BMS ends decades-long drought in novel schizophrenia drugs
Bristol-Myers Squibb's $14 billion bet on buying Karuna Therapeutics looks set to pay off after it got FDA approval for the schizophrenia drug at the heart of the deal.
The US regulator has cleared the combination of muscarinic M1 and M4 agonist xanomeline tartrate and muscarinic antagonist trospium chloride – formerly known as KarXT – under the Cobenfy brand name for the treatment of schizophrenia in adults.
For around 70 years, the treatment of schizophrenia has relied almost entirely on drugs that block dopamine receptors, so Cobenfy's action on cholinergic receptors offers a brand new way to treat the disorder, which affects nearly 24 million people worldwide, including 2.8 million people in the US alone.
The drug could help tackle symptoms of schizophrenia without causing side effects common with dopamine-acting drugs like olanzapine and risperidone, such as weight gain, movement disorders (tardive dyskinesia), and sedation, which can lead to people with schizophrenia rejecting treatment.
In contrast, Cobenfy's side effects – typically gastrointestinal reactions like nausea, vomiting, and constipation – tend to be mild and easily treatable with other drugs.
Analysts have predicted blockbuster sales for Cobenfy, due to its side-effect profile, as well as its potential to broadly target the symptoms of schizophrenia, that is to say both positive (delusions and hallucination) and negative (social withdrawal and apathy) symptoms.
BMS said it will launch Cobenfy within the next few weeks and has set a price of $1,850 per month for the medicine, which is considerably more than the current, largely generic array of antipsychotic therapies.

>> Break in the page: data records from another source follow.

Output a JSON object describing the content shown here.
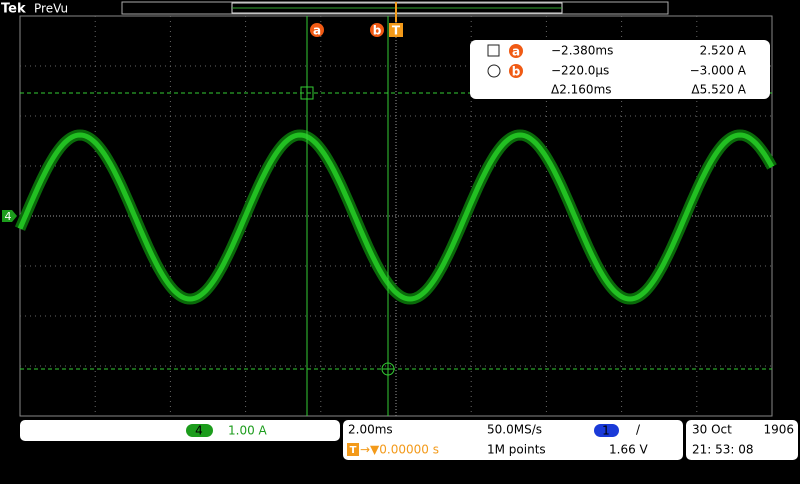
{
  "header": {
    "brand": "Tek",
    "mode": "PreVu"
  },
  "markers": {
    "cursor_a": "a",
    "cursor_b": "b",
    "trigger": "T",
    "channel": "4"
  },
  "readout": {
    "rows": [
      {
        "icon": "a",
        "time": "−2.380ms",
        "value": "2.520 A"
      },
      {
        "icon": "b",
        "time": "−220.0µs",
        "value": "−3.000 A"
      },
      {
        "time": "Δ2.160ms",
        "value": "Δ5.520 A"
      }
    ]
  },
  "channel": {
    "number": "4",
    "scale": "1.00 A"
  },
  "timebase": {
    "scale": "2.00ms",
    "sample_rate": "50.0MS/s",
    "trigger_source": "1",
    "trigger_slope": "/",
    "trigger_icon": "T",
    "trigger_position": "→▼0.00000 s",
    "record_length": "1M points",
    "trigger_level": "1.66 V"
  },
  "datetime": {
    "date": "30 Oct",
    "year": "1906",
    "time": "21: 53: 08"
  }
}
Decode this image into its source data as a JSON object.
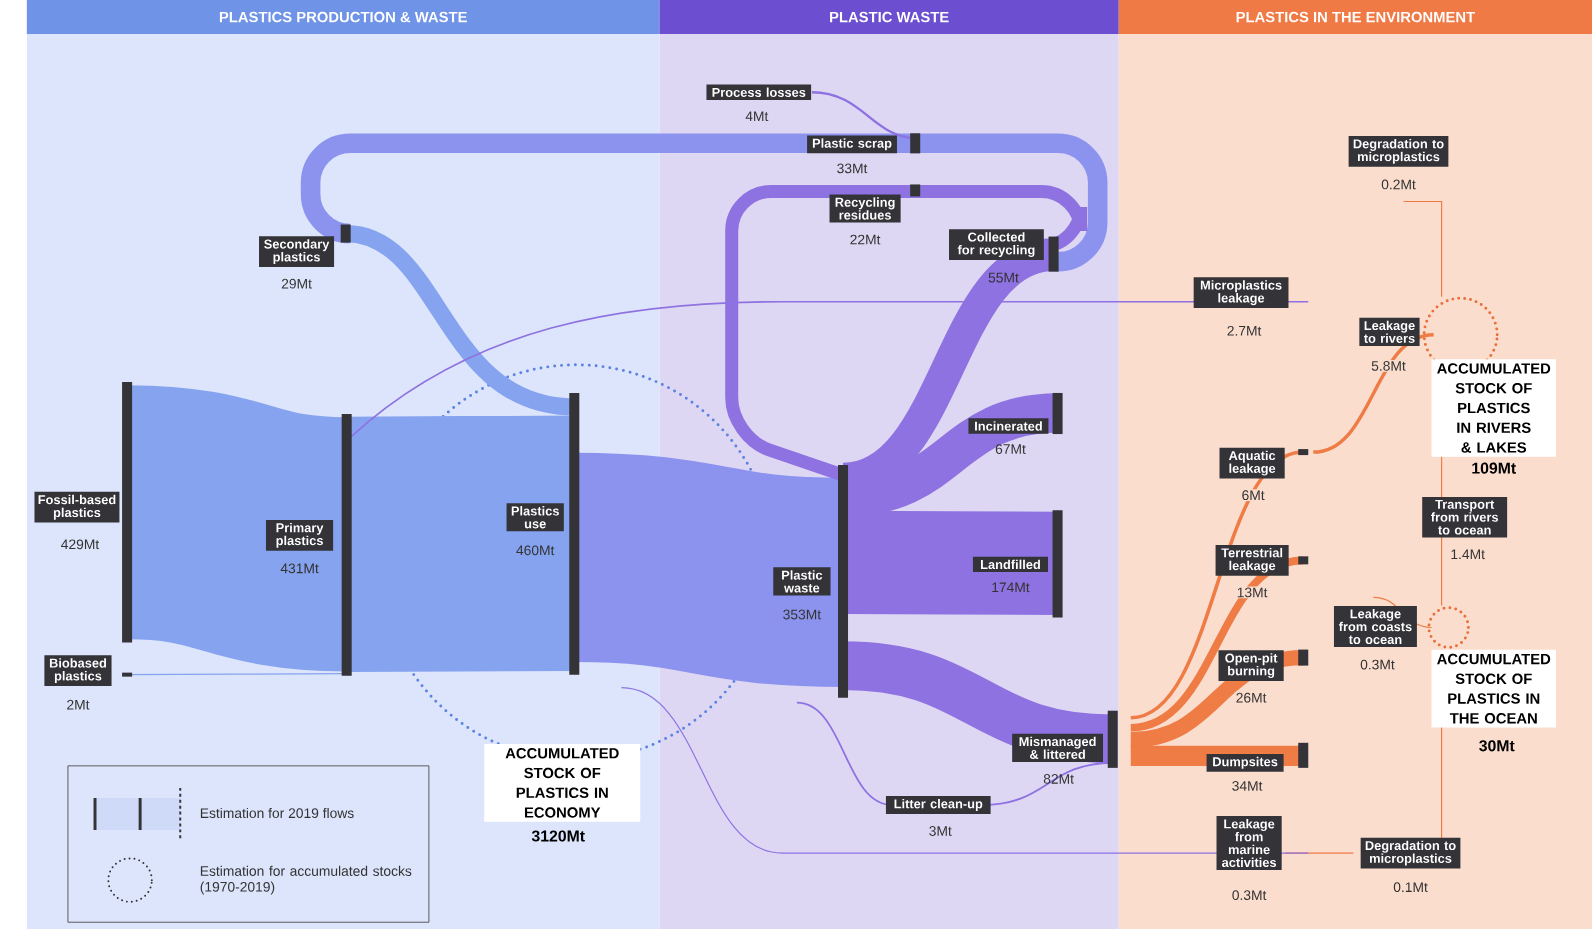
{
  "chart_data": {
    "type": "other",
    "categories": [
      "Fossil-based plastics",
      "Biobased plastics",
      "Primary plastics",
      "Secondary plastics",
      "Plastics use",
      "Process losses",
      "Plastic scrap",
      "Recycling residues",
      "Collected for recycling",
      "Plastic waste",
      "Incinerated",
      "Landfilled",
      "Mismanaged & littered",
      "Litter clean-up",
      "Microplastics leakage",
      "Aquatic leakage",
      "Terrestrial leakage",
      "Open-pit burning",
      "Dumpsites",
      "Leakage from marine activities",
      "Degradation to microplastics",
      "Leakage to rivers",
      "Transport from rivers to ocean",
      "Leakage from coasts to ocean",
      "Degradation to microplastics",
      "ACCUMULATED STOCK OF PLASTICS IN RIVERS & LAKES",
      "ACCUMULATED STOCK OF PLASTICS IN THE OCEAN",
      "ACCUMULATED STOCK OF PLASTICS IN ECONOMY"
    ],
    "values": [
      429,
      2,
      431,
      29,
      460,
      4,
      33,
      22,
      55,
      353,
      67,
      174,
      82,
      3,
      2.7,
      6,
      13,
      26,
      34,
      0.3,
      0.2,
      5.8,
      1.4,
      0.3,
      0.1,
      109,
      30,
      3120
    ],
    "value_labels": [
      "429Mt",
      "2Mt",
      "431Mt",
      "29Mt",
      "460Mt",
      "4Mt",
      "33Mt",
      "22Mt",
      "55Mt",
      "353Mt",
      "67Mt",
      "174Mt",
      "82Mt",
      "3Mt",
      "2.7Mt",
      "6Mt",
      "13Mt",
      "26Mt",
      "34Mt",
      "0.3Mt",
      "0.2Mt",
      "5.8Mt",
      "1.4Mt",
      "0.3Mt",
      "0.1Mt",
      "109Mt",
      "30Mt",
      "3120Mt"
    ],
    "annotations": [
      "PLASTICS PRODUCTION & WASTE",
      "PLASTIC WASTE",
      "PLASTICS IN THE ENVIRONMENT",
      "Estimation for 2019 flows",
      "Estimation for accumulated stocks (1970-2019)"
    ]
  }
}
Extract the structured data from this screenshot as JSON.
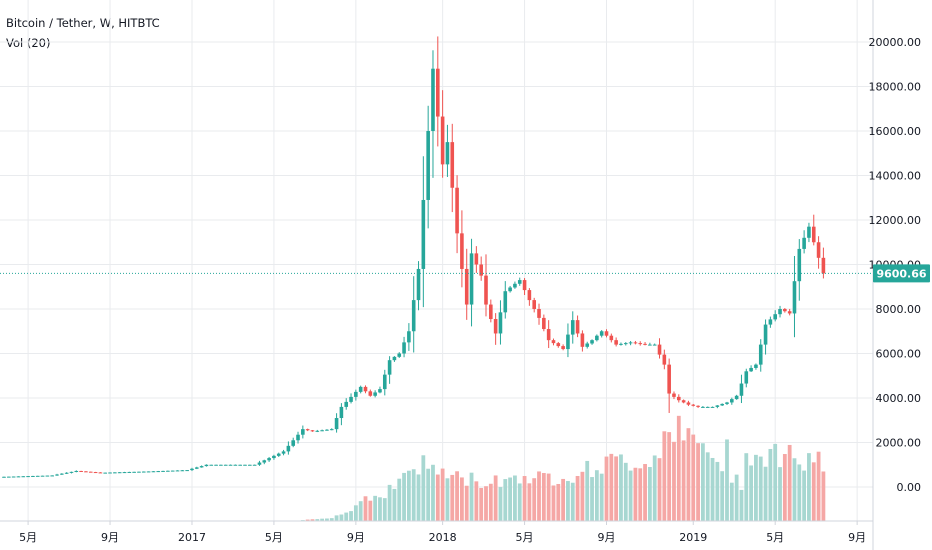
{
  "legend": {
    "symbol": "Bitcoin / Tether",
    "interval": "W",
    "exchange": "HITBTC",
    "volume_label": "Vol (20)"
  },
  "colors": {
    "up": "#26a69a",
    "down": "#ef5350",
    "up_volume": "#a7d7d1",
    "down_volume": "#f5a7a5",
    "grid": "#e9ebee",
    "axis": "#d1d4dc",
    "price_line": "#26a69a"
  },
  "chart_data": {
    "type": "candlestick",
    "title": "Bitcoin / Tether, W, HITBTC",
    "y_ticks": [
      "20000.00",
      "18000.00",
      "16000.00",
      "14000.00",
      "12000.00",
      "10000.00",
      "8000.00",
      "6000.00",
      "4000.00",
      "2000.00",
      "0.00"
    ],
    "y_tick_values": [
      20000,
      18000,
      16000,
      14000,
      12000,
      10000,
      8000,
      6000,
      4000,
      2000,
      0
    ],
    "ylim": [
      -1600,
      22000
    ],
    "x_ticks": [
      {
        "label": "5月",
        "week": 5
      },
      {
        "label": "9月",
        "week": 22
      },
      {
        "label": "2017",
        "week": 39
      },
      {
        "label": "5月",
        "week": 56
      },
      {
        "label": "9月",
        "week": 73
      },
      {
        "label": "2018",
        "week": 91
      },
      {
        "label": "5月",
        "week": 108
      },
      {
        "label": "9月",
        "week": 125
      },
      {
        "label": "2019",
        "week": 143
      },
      {
        "label": "5月",
        "week": 160
      },
      {
        "label": "9月",
        "week": 177
      }
    ],
    "last_price": "9600.66",
    "last_price_value": 9600.66,
    "volume_series": "Vol (20)",
    "anchors": [
      [
        0,
        460
      ],
      [
        10,
        520
      ],
      [
        15,
        720
      ],
      [
        20,
        640
      ],
      [
        30,
        700
      ],
      [
        38,
        760
      ],
      [
        42,
        1000
      ],
      [
        52,
        1000
      ],
      [
        58,
        1600
      ],
      [
        62,
        2600
      ],
      [
        64,
        2500
      ],
      [
        68,
        2600
      ],
      [
        70,
        3600
      ],
      [
        74,
        4500
      ],
      [
        76,
        4100
      ],
      [
        78,
        4400
      ],
      [
        80,
        5700
      ],
      [
        82,
        6000
      ],
      [
        84,
        7000
      ],
      [
        86,
        9800
      ],
      [
        88,
        16000
      ],
      [
        89,
        18800
      ],
      [
        91,
        14500
      ],
      [
        92,
        15500
      ],
      [
        94,
        11400
      ],
      [
        96,
        8200
      ],
      [
        97,
        10500
      ],
      [
        99,
        9500
      ],
      [
        100,
        8200
      ],
      [
        102,
        6900
      ],
      [
        104,
        8800
      ],
      [
        107,
        9300
      ],
      [
        109,
        8400
      ],
      [
        111,
        7600
      ],
      [
        113,
        6600
      ],
      [
        116,
        6200
      ],
      [
        118,
        7500
      ],
      [
        120,
        6300
      ],
      [
        122,
        6600
      ],
      [
        124,
        7000
      ],
      [
        127,
        6400
      ],
      [
        130,
        6500
      ],
      [
        133,
        6400
      ],
      [
        135,
        6400
      ],
      [
        137,
        5500
      ],
      [
        138,
        4200
      ],
      [
        140,
        3900
      ],
      [
        142,
        3700
      ],
      [
        144,
        3600
      ],
      [
        147,
        3600
      ],
      [
        150,
        3800
      ],
      [
        152,
        4100
      ],
      [
        154,
        5200
      ],
      [
        156,
        5500
      ],
      [
        158,
        7300
      ],
      [
        161,
        8000
      ],
      [
        163,
        7800
      ],
      [
        165,
        10700
      ],
      [
        167,
        11700
      ],
      [
        169,
        10300
      ],
      [
        170,
        9600.66
      ]
    ],
    "volume_anchors": [
      [
        0,
        0
      ],
      [
        60,
        0
      ],
      [
        68,
        100
      ],
      [
        72,
        300
      ],
      [
        75,
        700
      ],
      [
        78,
        700
      ],
      [
        82,
        1100
      ],
      [
        84,
        1500
      ],
      [
        88,
        1600
      ],
      [
        92,
        1300
      ],
      [
        96,
        1200
      ],
      [
        100,
        1100
      ],
      [
        104,
        1200
      ],
      [
        108,
        1300
      ],
      [
        112,
        1200
      ],
      [
        116,
        1300
      ],
      [
        120,
        1400
      ],
      [
        124,
        1600
      ],
      [
        128,
        1700
      ],
      [
        132,
        1700
      ],
      [
        134,
        1600
      ],
      [
        136,
        2200
      ],
      [
        137,
        2500
      ],
      [
        139,
        2700
      ],
      [
        141,
        2400
      ],
      [
        143,
        2200
      ],
      [
        145,
        2100
      ],
      [
        147,
        2000
      ],
      [
        149,
        1200
      ],
      [
        150,
        2200
      ],
      [
        151,
        1300
      ],
      [
        153,
        1100
      ],
      [
        154,
        2100
      ],
      [
        156,
        1800
      ],
      [
        158,
        1900
      ],
      [
        162,
        1900
      ],
      [
        164,
        2000
      ],
      [
        166,
        1500
      ],
      [
        168,
        1800
      ],
      [
        170,
        1500
      ]
    ]
  }
}
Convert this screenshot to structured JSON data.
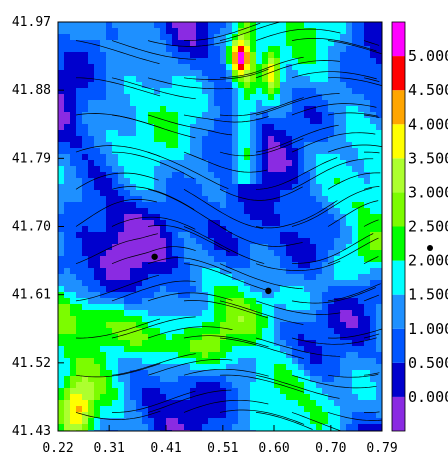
{
  "chart_data": {
    "type": "heatmap",
    "title": "",
    "xlabel": "",
    "ylabel": "",
    "x_ticks": [
      "0.22",
      "0.31",
      "0.41",
      "0.51",
      "0.60",
      "0.70",
      "0.79"
    ],
    "y_ticks": [
      "41.97",
      "41.88",
      "41.79",
      "41.70",
      "41.61",
      "41.52",
      "41.43"
    ],
    "xlim": [
      0.22,
      0.79
    ],
    "ylim": [
      41.43,
      41.97
    ],
    "colorbar": {
      "labels": [
        "0.000",
        "0.500",
        "1.000",
        "1.500",
        "2.000",
        "2.500",
        "3.000",
        "3.500",
        "4.000",
        "4.500",
        "5.000"
      ],
      "levels": [
        -0.5,
        0.0,
        0.5,
        1.0,
        1.5,
        2.0,
        2.5,
        3.0,
        3.5,
        4.0,
        4.5,
        5.0,
        5.5
      ],
      "colors": [
        "#8a2be2",
        "#0000cd",
        "#0055ff",
        "#1e90ff",
        "#00ffff",
        "#00ff00",
        "#7cfc00",
        "#adff2f",
        "#ffff00",
        "#ffa500",
        "#ff0000",
        "#ff00ff"
      ]
    },
    "overlay": "streamlines",
    "markers": [
      {
        "x": 0.39,
        "y": 41.66
      },
      {
        "x": 0.59,
        "y": 41.615
      }
    ]
  }
}
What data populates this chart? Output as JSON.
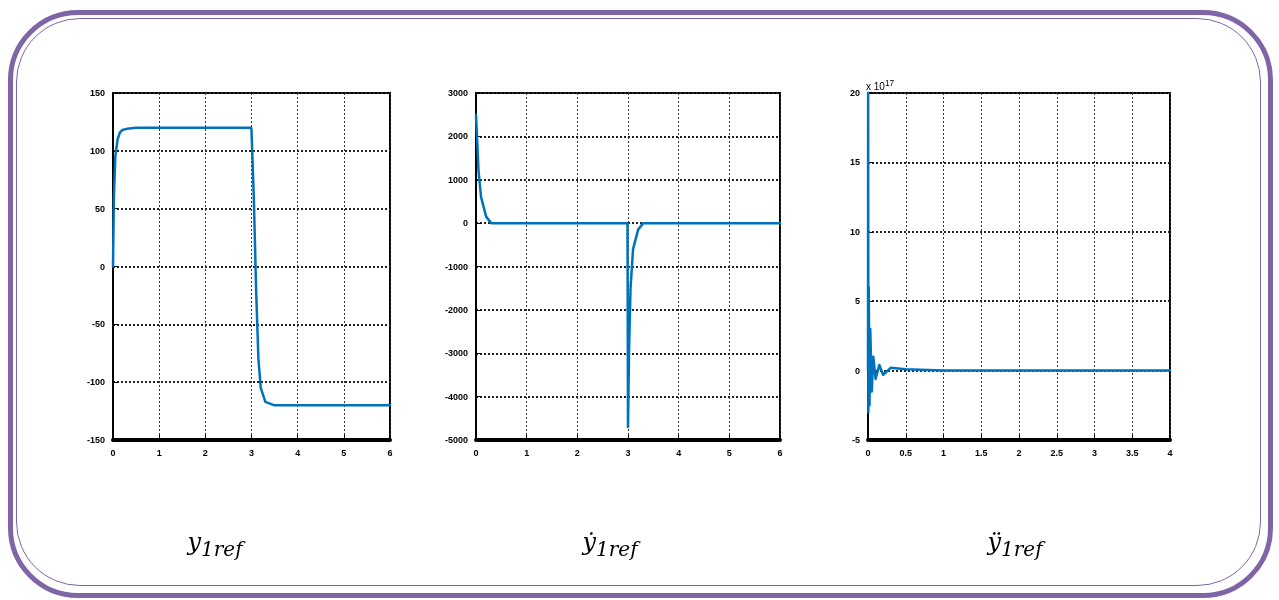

Chief executive Chris Boerber described the FDA approval as an "important milestone" that marks BMS' return to the field of neuropsychiatry. "We are dedicated to changing the conversation around serious mental illness, beginning with today's approval in schizophrenia," he remarked.
Cobenfy is also in phase 3 clinical testing as an add-on to existing drugs for schizophrenia and the treatment of psychosis in patients with Alzheimer's disease and in phase 2 for bipolar disorder, and BMS has predicted "multibillion-dollar" sales potential if it gets approved for additional indications.
BMS swooped on Karuna towards the end of last year, shortly after AbbVie agreed an $8.7 billion deal to acquire Cerevel Therapeutics, another company developing a schizophrenia drug with a novel mechanism of action.
Emraclidine (formerly CVL-231) is a selective muscarinic M4 receptor-positive allosteric modulator (PAM) currently in two phase 2 studies. It offers once-daily dosing, versus twice-daily with BMS' drug and, according to some assessments, could be less prone to cause GI side effects.
Other therapies hoping to provide a new way to treat schizophrenia include Boehringer Ingelheim's selective glycine transporter 1 inhibitor iclepertin in phase 3, Newron Pharma's sodium channel blocker evenamide, which had encouraging phase 2/3 data earlier this year, and Neurocrine Biosciences/Nxera Pharma's muscarinic M4 agonist NBI-1117568, which recently cleared a phase 2 study.
Another hopeful, Otsuka's TAAR1 agonist ulotaront, failed phase 3 testing earlier this year, prompting development partner Sumitomo to return rights to the drug. And Cobenfy's approval comes after two other recent setbacks in the late-stage schizophrenia pipeline; namely, the FDA’s rejection of Minerva Neurosciences’ application for roluperidone and Acadia Pharma’s decision to abandon pimavanserin after a failed phase 3 trial.